By Nancy Amdur
San Jose-based TICO Construction Company, Inc.’s management team recently finalized a purchase agreement to buy out the company’s Founder and President Alex Hose, who relocated to Reno, Nev.
Hose founded the San Jose-based general contracting company in 1988. TICO has grown over the past 10 years, moving from a small firm with 13 employees to a mid-size company with 40 employees, said Marmesh, who joined the company in 2004. TICO conducts $30 million to $40 million of work per year, mostly in Northern California, he added.
Construction business in Silicon Valley is thriving. “I’ve never seen anything in Silicon Valley like we’re seeing today. There is so much work going on in the trades,” said Marmesh, who is from the area and has been in the industry about 30 years.
This work includes multi-billion-dollar projects, such as the San Francisco 49ers stadium in Santa Clara and Apple’s new campus, he said. Also, many buildings constructed during Silicon Valley’s heyday in the 1970s and 1980s are now being razed and reconstructed as larger, mid-rise buildings.
“They’re getting more coverage, more real estate on the lots,” Marmesh said, adding that is mainly due to the high cost of land.

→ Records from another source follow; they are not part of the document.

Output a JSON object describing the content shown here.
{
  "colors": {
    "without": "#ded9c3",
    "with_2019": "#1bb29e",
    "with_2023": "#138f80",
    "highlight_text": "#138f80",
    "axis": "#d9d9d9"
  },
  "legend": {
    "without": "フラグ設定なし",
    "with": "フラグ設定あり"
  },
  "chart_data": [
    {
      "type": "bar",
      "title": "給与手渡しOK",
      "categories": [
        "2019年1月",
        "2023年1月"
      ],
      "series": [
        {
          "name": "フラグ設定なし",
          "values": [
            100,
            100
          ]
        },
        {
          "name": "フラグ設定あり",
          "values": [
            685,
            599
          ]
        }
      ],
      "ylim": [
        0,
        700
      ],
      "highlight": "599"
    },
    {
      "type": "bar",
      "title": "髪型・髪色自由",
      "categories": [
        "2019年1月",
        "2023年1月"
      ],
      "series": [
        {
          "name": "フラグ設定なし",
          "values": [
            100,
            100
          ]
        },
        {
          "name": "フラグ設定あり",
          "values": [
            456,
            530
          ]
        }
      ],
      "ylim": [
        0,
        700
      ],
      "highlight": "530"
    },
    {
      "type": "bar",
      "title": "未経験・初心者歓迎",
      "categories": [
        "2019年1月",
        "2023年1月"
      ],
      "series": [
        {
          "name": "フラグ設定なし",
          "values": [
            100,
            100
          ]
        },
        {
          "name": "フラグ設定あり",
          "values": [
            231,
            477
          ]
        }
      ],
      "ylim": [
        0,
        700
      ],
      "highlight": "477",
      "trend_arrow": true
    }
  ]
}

Older buildings that are not demolished are receiving significant interior and exterior renovations. “There are more exterior renovations than I’ve seen in the past decade,” Marmesh said. “Everyone wants a better mousetrap—they want curb appeal to make it inviting.”

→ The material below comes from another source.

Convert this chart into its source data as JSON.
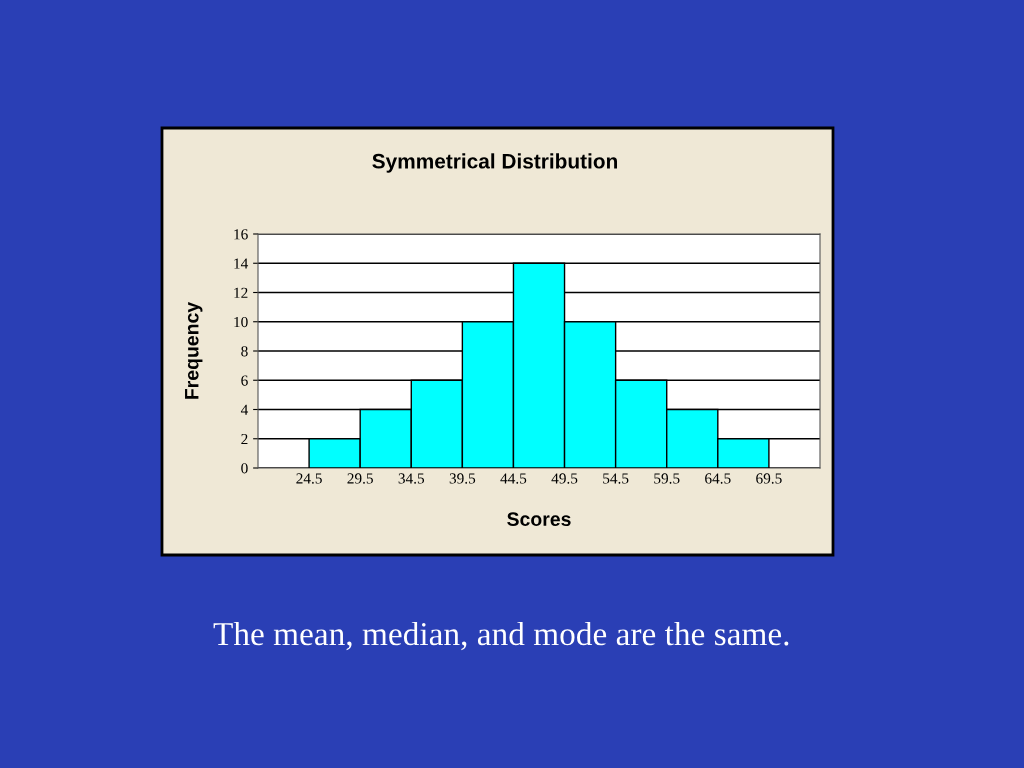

Buildings also are designed to attract users with a host of amenities—from bocce ball and volleyball courts to fire pits and outdoor eating areas, he added.

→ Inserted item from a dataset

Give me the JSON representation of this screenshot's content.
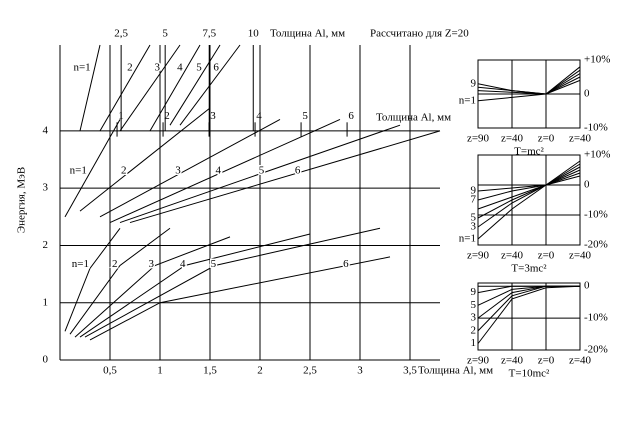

“We’re definitely seeing a lot of activity,” said Dan Rogers, COO at Blach Construction in Santa Clara. “Technology and corporate campuses are leading the way, but the healthcare and education markets [are active], too.”
Rogers also notes that San Francisco and Silicon Valley are “booming simultaneously.”
“For the first time we’re seeing a lot of technology folks relocating to San Francisco,” which spurs a need for supporting infrastructure such as housing, retail and schools, Rogers said. “The residential market as a whole is active in the greater Bay Area, and it was dormant for a few years,” he added. Blach Construction works across the Bay Area in many sectors, including much business in corporate and education projects.
For TICO, plans call for the firm to maintain business as usual following its leadership change, Marmesh said. “We’ll keep doing what we’re doing and the company will continue on its growth plan,” he said. The San Jose company also plans a “refresh in branding,” Marmesh said.
All of the new owners and managers have been at TICO for eight years or longer and include Marmesh; Project Executives Glenn Soma, Ken Ravizza and Bill Gerber; LEED Accredited Professional and Project Executive Mike Armstrong; and Controller Cybil Armstrong.
TICO specializes in commercial construction and works in various sectors, including retail, corporate, industrial and biotechnology. Recent projects include the interior renovation at Seagate Technology’s corporate headquarters in Cupertino; interior renovations at Benchmark Capital in San Francisco and Menlo Park; and a ground-up retail project in San Jose for Shapell Industries, Inc.
Hose operates TICO Construction in Reno, which will no longer have ties to the San Jose office, and is principal at real estate investment and development company AMH Properties, Marmesh said. Hose declined to comment.